This is an excerpt from my admissions application to Princeton Seminary:
Many Christians despair over the church’s loss of the “favored status” it once occupied in Western culture. Many seem to be engaged in a desperate attempt to turn back the clock. I am concerned that both approaches leave us in a reactionary position that risks the paralysis of our mission in the world. My hope is that we will embrace the opportunity to come to the table of world faiths and philosophies for the first time as equal partners with non-Christians, evangelizing and — to borrow a phrase from Pete Rollins — “seeking to be evangelized.” It is my hope that in this way, we may explore our own faith more deeply while encouraging others to do the same, secure in the belief that God will always be found where God is sought. Simultaneously, our search as Christians must acknowledge that God will also be found in the same places frequented by Christ: among the poor, the sick, and the marginalized, fighting for justice and renewal that is not merely individual or personal, but communal and even global in scope.

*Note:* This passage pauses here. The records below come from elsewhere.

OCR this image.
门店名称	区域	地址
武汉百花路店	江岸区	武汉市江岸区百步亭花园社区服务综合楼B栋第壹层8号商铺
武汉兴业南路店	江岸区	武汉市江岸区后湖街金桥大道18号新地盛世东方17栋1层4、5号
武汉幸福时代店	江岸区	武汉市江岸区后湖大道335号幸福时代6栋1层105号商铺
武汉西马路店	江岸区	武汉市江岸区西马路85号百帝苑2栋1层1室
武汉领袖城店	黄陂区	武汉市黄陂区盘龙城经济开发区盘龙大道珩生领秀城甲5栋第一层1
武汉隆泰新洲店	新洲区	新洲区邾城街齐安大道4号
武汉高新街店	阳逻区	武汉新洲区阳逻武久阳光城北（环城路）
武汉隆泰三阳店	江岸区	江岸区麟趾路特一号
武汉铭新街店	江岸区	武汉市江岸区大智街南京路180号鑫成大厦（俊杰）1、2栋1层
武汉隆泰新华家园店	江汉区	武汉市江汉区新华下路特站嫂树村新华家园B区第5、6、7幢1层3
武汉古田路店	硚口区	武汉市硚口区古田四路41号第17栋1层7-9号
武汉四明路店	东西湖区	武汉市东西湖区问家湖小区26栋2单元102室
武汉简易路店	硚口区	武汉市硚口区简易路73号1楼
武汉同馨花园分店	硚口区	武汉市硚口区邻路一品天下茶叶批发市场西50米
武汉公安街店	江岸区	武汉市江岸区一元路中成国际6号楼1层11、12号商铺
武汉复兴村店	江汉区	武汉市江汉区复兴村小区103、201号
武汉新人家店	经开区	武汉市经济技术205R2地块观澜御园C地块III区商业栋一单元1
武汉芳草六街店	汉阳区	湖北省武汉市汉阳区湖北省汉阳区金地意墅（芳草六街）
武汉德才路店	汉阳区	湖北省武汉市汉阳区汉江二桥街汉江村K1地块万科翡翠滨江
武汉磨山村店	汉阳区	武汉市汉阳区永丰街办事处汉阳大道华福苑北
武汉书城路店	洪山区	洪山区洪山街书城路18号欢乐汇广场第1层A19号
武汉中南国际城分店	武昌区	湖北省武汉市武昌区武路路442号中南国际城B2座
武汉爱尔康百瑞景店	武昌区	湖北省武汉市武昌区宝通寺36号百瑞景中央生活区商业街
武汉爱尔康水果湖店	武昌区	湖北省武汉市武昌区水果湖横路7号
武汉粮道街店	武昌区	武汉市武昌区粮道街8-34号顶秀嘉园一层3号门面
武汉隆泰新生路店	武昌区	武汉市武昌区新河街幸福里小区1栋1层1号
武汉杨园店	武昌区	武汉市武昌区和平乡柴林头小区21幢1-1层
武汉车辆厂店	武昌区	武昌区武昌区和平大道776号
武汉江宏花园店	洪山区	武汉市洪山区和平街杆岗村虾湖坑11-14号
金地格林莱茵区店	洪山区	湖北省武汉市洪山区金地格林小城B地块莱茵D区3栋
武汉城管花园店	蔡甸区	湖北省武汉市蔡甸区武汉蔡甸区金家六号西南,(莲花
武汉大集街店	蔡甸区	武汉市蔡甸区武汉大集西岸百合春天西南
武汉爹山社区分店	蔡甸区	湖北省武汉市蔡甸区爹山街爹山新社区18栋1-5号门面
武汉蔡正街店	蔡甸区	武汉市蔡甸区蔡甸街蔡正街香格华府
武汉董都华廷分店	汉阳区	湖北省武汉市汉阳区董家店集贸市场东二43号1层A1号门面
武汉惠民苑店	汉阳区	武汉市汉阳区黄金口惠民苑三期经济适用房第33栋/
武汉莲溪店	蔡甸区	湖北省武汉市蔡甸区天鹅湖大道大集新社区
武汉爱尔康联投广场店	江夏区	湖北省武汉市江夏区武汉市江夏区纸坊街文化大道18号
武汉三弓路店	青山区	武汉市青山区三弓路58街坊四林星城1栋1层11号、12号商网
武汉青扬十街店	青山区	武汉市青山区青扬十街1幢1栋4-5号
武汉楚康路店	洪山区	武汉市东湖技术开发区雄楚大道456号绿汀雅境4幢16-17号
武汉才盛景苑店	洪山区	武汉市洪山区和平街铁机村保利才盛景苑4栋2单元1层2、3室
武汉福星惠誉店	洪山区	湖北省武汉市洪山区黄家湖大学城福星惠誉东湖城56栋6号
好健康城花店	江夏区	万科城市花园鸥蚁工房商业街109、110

Though our mission has not changed in the past two millenia, the prosperity and comfort of dominant voices in the church constantly threaten to distract us from it. I hope that, for the sake of its mission, the church can lay these two temporal treasures on the sacrificial altar long enough to engage with the world and its troubles, not in condemnation or condescension , but with the fierce and world-changing love of Christ.
I haven’t submitted it yet, so if you have any comments or suggestions, please feel free to chime in. Hmmmm…that brings up an interesting ethical scenario — an open-source wiki-esque admissions essay?